The New Testament has been the most influential collection of documents in history. Taken by both commoners and those in power as the inspired and infallible  “Word of God,” and interpreted ofttimes outside its historical context, its fateful influence has often emerged from single passages with far-ranging consequences:

It is good for a man not to have sexual relations with a woman. But because of the temptation to sexual immorality, each man should have his own wife and each woman her own husband. . . . I wish that all were as I myself am. But each has his own gift from God, one of one kind and one of another. To the unmarried and the widows I say that it is good for them to remain single as I am. But if they cannot exercise self-control, they should marry. For it is better to marry than to burn with passion. (1 Corinthians 7:1-9)
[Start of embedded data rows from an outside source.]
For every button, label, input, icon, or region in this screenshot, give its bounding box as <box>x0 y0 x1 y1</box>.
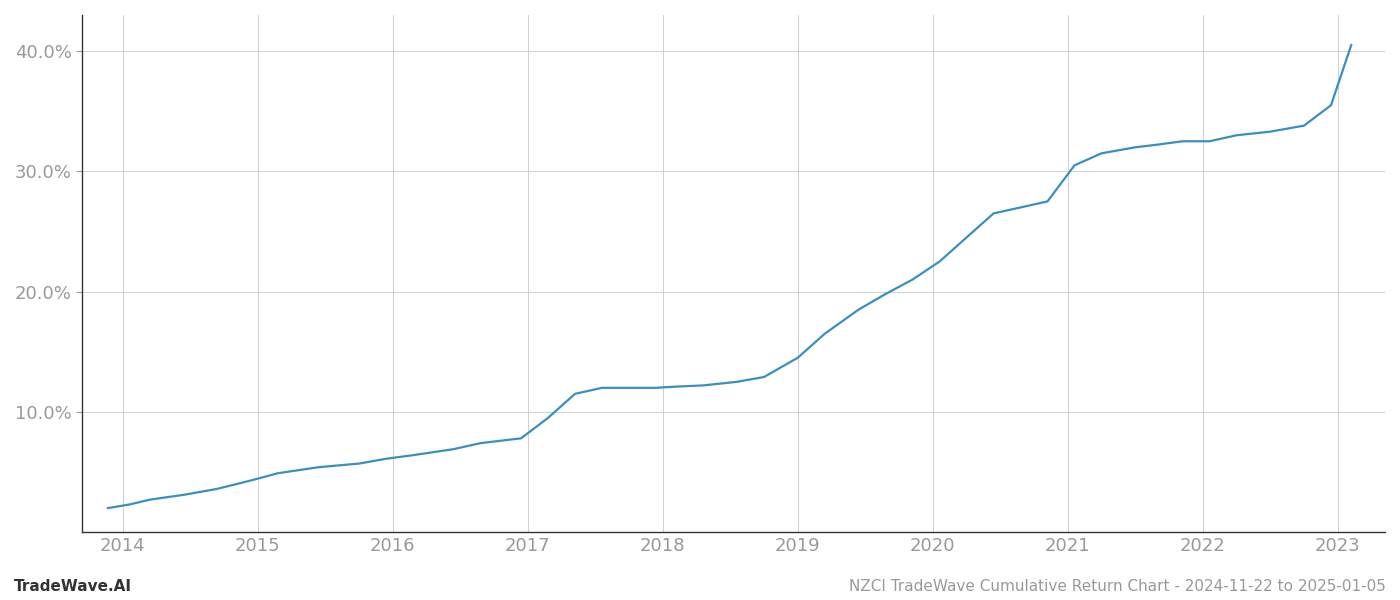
Text: NZCI TradeWave Cumulative Return Chart - 2024-11-22 to 2025-01-05: NZCI TradeWave Cumulative Return Chart -… <box>850 579 1386 594</box>
Text: TradeWave.AI: TradeWave.AI <box>14 579 132 594</box>
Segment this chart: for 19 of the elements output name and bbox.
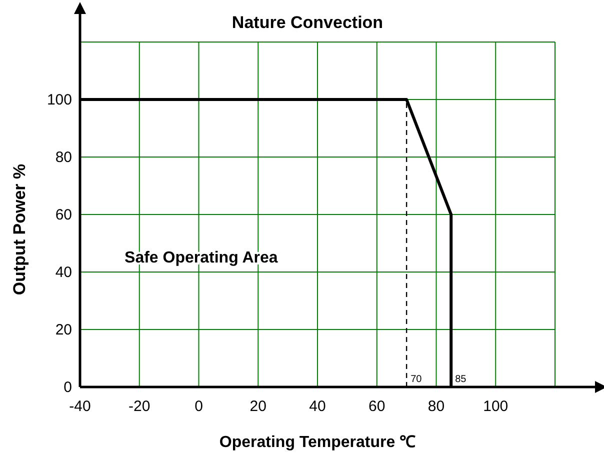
x-tick-label: -40: [69, 398, 91, 415]
x-tick-label: 80: [428, 398, 445, 415]
y-axis-title: Output Power %: [10, 164, 29, 296]
x-tick-label: -20: [128, 398, 150, 415]
x-axis-title: Operating Temperature ℃: [219, 434, 416, 451]
x-tick-label: 20: [250, 398, 266, 415]
x-tick-label: 0: [194, 398, 203, 415]
y-tick-label: 60: [55, 206, 72, 224]
y-tick-label: 40: [55, 264, 72, 281]
chart-title: Nature Convection: [232, 13, 384, 32]
x-tick-label: 60: [368, 398, 386, 415]
annotation: 70: [410, 374, 422, 385]
x-tick-label: 100: [483, 398, 508, 415]
annotation: 85: [455, 374, 467, 385]
y-tick-label: 80: [55, 149, 72, 166]
y-tick-label: 0: [64, 379, 72, 396]
x-tick-label: 40: [309, 398, 326, 415]
y-tick-label: 20: [55, 322, 72, 338]
y-tick-label: 100: [46, 92, 72, 108]
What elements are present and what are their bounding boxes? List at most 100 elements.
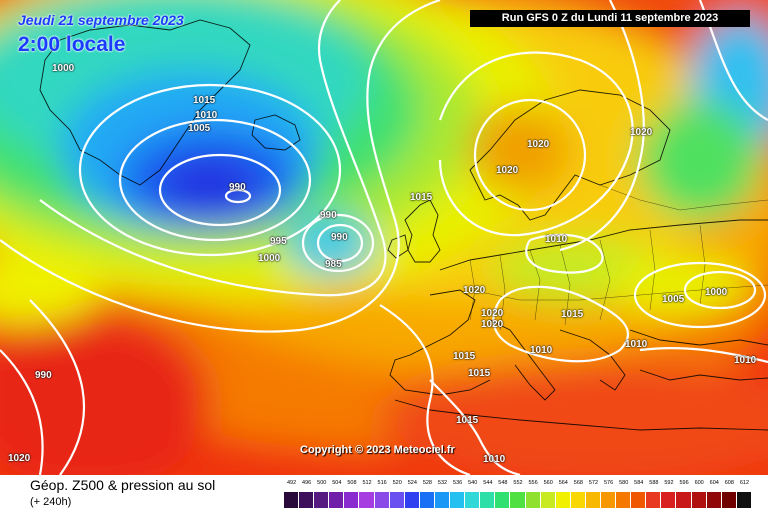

The apostle Paul recommends living a single but non-sexual life–sometimes referred to as “celibacy.” He puts this forth as a broad recommendation, not just for priests but for all human beings–male and female. In contradiction to Genesis 2:18, where God declares that “it is not good that man be alone…” Paul recommends the single life as spiritually superior and holy. In fact, in this passage the reason he gives for marriage is that it is an antidote to “lust” or sexual desire. As with his instructions on women, slaves, obeying civil rulers as God’s agents, and other social, economic, and civil relationships he is convinced that “the form of this world is passing away,” and therefore even human sexuality and marriage are a passing and obsolete phenomenon.

He also, in practice, insists that gays and lesbians live a single or celibate life, since their expressions of same-sex love and sexuality are inherently wicked, perverted, and evil, and accordingly subject to the exclusion and punishment of both God and society:

For this reason God gave them up to dishonorable passions. For their women exchanged natural relations for those that are contrary to nature; and the men likewise gave up natural relations with women and were consumed with passion for one another, men committing shameless acts with men and receiving in themselves the due penalty for their error. And since they did not see fit to acknowledge God, God gave them up to a debased mind to do what ought not to be done. (Romans 1:26-28)

The results of these ideas in Western History is immense and far-reaching–the denigration of the body and sexual life, the “virtues” of celibacy, the failed expectations of the apocalypse, and the horrible persecution of gays and lesbians who dare to find love in same sex relationships. I highly recommend Martha Nussbaum’s thoughtful and insightful book, Hiding from Humanity. She brilliantly analyzes the roots of our “disgust” with human sexuality and the body–and thus our own “humanity,” in western history.